The polls in Frederick County were crowded at the start of early voting on Thursday, but it was not enough to exceed the Day 1 early-voting turnout from the presidential election in 2016.
On Thursday, 3,256 people voted in Frederick County. In 2016, 4,667 people voted on the first day of early voting.
Voting this year was higher than the last gubernatorial election in 2014, when 1,574 people voted.
John Willis, who is with the University of Baltimore’s School of Public and International Affairs, said closer races tend to increase turnout.
“What tends to influence [early voting] is the competitiveness of the race,” Willis said. “Meaning, is it perceived by the voters if there is decided competition or not?”

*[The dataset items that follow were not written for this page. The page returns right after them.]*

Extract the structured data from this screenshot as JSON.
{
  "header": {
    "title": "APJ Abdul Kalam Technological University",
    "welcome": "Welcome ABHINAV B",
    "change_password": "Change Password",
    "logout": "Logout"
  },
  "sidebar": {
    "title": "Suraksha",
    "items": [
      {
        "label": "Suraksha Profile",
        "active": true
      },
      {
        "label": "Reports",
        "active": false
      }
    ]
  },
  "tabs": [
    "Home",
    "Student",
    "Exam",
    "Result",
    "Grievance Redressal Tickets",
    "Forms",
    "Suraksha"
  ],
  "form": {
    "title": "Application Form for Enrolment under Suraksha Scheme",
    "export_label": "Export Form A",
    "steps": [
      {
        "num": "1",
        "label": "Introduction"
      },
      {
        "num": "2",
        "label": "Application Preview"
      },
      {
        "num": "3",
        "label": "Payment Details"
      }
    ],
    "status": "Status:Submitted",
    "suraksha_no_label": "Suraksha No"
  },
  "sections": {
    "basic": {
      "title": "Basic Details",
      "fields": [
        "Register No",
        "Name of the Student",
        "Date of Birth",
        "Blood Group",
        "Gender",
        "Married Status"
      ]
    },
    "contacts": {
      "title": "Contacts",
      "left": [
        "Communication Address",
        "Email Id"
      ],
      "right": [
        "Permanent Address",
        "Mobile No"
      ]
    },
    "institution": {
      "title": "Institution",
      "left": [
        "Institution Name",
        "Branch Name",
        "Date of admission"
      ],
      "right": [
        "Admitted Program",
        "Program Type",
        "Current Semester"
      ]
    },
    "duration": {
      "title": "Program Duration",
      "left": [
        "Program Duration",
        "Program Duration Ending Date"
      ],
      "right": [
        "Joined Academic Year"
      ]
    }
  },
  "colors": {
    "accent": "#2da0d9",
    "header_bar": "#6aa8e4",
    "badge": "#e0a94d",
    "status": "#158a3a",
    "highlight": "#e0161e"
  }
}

Willis said the county executive and third legislative district in Frederick County could be examples of such races.
Both Willis and Richard Vatz, a professor of political communication at Towson University, said voter turnout — including early voting — is usually higher in presidential years.
“One of the critical questions is how provoked is the voting public,” Vatz said of voter turnout. “That makes this an interesting year, people aren’t provoked as much on local issues, but they’re provoked by the conservative and liberal ideas.”
Frederick County Election Director Stuart Harvey said turnout was still steady at the Frederick Senior Center on Friday.
By 2 p.m., 1,588 people had voted on Friday at the county’s four polling places, according to Harvey. At around the same time Thursday, 1,563 people had cast their ballot.
Harvey said many people voting early had made up their minds and wanted to make sure their ballot was cast.
“When the voters go into the voting location, they’re holding that specimen ballot,” Harvey said. “It’s a long ballot, they have that information, they’re taking that into that location and they’re voting on what they’ve decided on.”
Regarding the election two years ago, Harvey noted that voters had to pick a new president, which could have also increased turnout.
Vatz and Willis both said that important issues can also increase early voter turnout, especially if they concern the entire state. Willis said that voter habit may also be changing.
“People are adapting, too. It’s kind of ironic because at many polls [in Baltimore] there were 200 or more people in line when polls opened,” Willis said. “Typically on Election Day, you won’t see that in your precinct.”
This year’s Frederick County ballot is also a long one: It contains two pages full of local, state and federal races, along with four ballot questions asking for a yes-or-no vote.
Donald F. Norris, professor emeritus at the University of Maryland, Baltimore County, doesn’t believe ballot length influences early voting turnout. He does, however, believe that candidates can play a role.
“Mobilization is another factor ... meaning, the extent to where candidates get their boots on the ground and get people out to vote,” Norris said, adding this happens through door knocking and distributing election literature.